Samuel Christopher Bradley, 30, an ambulance driver, was disqualified from driving any vehicle for six consecutive weeks after they were caught drinking or drug riding an electric scooter in York. Pictured at York Magistrates Court

The district judge told York Magistrates’ Court anyone who worked for the NHS deserved public respect but that made Bradley’s conduct ‘all the more bizarre’.

Bradley was told by he: “I am afraid that you have brought this prohibition upon yourself,”

Bradley, from Heworth, pleaded guilty to drink riding and was banned from driving for 16 months and ordered to pay a total of £580, including a £450 fine, a £45 statutory surcharge and £85 prosecution costs.

As he was leaving court, he stated that he had agreed with the judge about e-scooters not being toys and that he would never repeat his offence.

He stated that he wouldn’t do it if he had known what he had learned from his arrest.

Mrs Chadwick stated that Bradley was spotted by police on patrol with a passenger on the one-man electric scooter in Parliament Street on Sunday, October 3. 

Bradley dived down New Street as officers approached him. One of the men looked at the police and laughed.

The e-scooter made a left turn into Coney Street, and went the wrong direction down the one-way street.

Officers called in the city’s CCTV operators to track and locate the vehicle. The e-scooter was finally stopped in Parliament Street by police officers.

Mrs Chadwick said police on patrol spotted Bradley with a passenger who was carrying a lager can on the one-man e-scooter in Parliament Street in the evening of Sunday, October 3. Pictured, electric scooters parked in Ealing, London

Mrs Chadwick stated that Bradley was spotted by police on patrol with a passenger on an e-scooter on Parliament Street in the evening on Sunday, October 3. Pictured: Electric scooters parked in Ealing (London).

Mrs Chadwick stated that both the rider (and the passenger) stumbled off the vehicle.

Bradley took a breath test and got a reading of 58 mg of alcohol in 100ml of breath, which is one-half the legal limit.

Ms. Calman stated that he was an intelligent man. He should have known better.

The app that allows you to hire e-scooters offers a series warnings to riders, but the passenger had already hired the vehicle so Bradley didn’t see the warnings.

York’s district judge warned that riding an e-scooter can be as dangerous as driving a car or any other vehicle. 

Bradley was informed by him that he saw other people riding motor cars after drinking and the danger they pose to other people. It is extremely dangerous as you should know.

He explained that e-scooters can be described as motor vehicles similar to cars and motorbikes used on the road. 

Riders are required to have a driver’s license and insurance in order to hire them. It is also forbidden to ride after drinking.

He said at the conclusion of the court case that he only hoped that there would be some good out of it. “Others may be tempted by the idea that they can have a beer and then ride an e-scooter,” he said.
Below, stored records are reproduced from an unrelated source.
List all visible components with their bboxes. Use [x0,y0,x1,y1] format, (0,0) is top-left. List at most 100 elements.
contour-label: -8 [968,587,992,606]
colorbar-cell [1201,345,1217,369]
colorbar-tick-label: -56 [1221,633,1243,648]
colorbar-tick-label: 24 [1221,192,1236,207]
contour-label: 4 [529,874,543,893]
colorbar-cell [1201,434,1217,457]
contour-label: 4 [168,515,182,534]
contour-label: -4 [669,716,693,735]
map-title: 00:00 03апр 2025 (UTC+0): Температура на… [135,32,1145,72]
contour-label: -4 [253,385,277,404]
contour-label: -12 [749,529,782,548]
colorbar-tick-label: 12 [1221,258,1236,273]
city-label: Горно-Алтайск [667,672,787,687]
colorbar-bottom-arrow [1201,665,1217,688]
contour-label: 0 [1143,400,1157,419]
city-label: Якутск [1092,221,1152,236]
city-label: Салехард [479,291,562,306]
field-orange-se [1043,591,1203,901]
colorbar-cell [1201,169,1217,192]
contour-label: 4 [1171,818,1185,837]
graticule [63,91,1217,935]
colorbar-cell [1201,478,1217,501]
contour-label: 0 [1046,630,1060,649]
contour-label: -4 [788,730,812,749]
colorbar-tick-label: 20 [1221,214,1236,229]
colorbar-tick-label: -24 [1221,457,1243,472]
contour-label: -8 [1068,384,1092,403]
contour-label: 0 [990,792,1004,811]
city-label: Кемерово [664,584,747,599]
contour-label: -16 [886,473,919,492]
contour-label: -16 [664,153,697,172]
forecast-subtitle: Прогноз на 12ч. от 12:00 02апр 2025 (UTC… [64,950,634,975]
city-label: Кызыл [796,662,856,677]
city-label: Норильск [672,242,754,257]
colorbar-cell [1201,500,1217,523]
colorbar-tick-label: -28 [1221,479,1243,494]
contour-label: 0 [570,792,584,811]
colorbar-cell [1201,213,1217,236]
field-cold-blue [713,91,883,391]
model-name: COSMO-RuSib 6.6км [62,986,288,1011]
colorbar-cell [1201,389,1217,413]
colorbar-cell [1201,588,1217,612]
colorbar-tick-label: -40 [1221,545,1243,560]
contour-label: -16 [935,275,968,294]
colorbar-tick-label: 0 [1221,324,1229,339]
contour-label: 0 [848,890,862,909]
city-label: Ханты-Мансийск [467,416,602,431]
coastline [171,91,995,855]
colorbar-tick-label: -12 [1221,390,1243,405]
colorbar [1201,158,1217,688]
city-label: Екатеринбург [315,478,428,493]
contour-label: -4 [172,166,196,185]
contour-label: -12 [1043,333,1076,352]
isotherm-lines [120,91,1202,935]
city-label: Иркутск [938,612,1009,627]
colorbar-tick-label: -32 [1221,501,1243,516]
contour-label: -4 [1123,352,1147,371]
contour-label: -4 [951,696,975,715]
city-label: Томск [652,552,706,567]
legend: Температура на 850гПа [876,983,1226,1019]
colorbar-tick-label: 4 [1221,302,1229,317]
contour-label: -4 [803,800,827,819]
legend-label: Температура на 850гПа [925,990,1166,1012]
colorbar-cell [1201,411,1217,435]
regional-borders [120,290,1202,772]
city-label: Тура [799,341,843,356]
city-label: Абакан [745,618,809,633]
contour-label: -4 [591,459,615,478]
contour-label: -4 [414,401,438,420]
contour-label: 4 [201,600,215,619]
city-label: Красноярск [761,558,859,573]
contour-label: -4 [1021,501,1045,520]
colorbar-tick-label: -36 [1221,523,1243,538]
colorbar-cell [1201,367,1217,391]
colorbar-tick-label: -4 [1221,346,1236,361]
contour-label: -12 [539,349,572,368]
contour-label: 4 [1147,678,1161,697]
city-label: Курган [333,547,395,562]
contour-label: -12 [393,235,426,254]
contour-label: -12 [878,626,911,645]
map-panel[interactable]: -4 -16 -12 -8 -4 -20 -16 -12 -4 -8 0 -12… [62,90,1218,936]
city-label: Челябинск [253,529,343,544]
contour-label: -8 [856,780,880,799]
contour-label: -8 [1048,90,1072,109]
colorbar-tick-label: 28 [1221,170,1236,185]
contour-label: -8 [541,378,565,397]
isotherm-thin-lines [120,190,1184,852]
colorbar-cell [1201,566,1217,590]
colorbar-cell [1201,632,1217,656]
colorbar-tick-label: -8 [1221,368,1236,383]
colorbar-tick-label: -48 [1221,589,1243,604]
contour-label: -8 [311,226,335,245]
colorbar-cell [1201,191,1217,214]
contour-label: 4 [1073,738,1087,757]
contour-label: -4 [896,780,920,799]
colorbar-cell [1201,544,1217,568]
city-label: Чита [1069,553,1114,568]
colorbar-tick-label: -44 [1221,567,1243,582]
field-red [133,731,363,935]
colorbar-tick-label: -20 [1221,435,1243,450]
They should know what will happen to their e-scooters.

Only e-scooters are legal to ride on roads. Tier hire schemes as part of a Government pilot are the only ones that allow you to hire them.

The scheme has an E-scooter with a notice on its handle advising against drink driving, and its stem announcing that riders must comply with traffic laws.

Privately owned electric scooters cannot be used on the roads.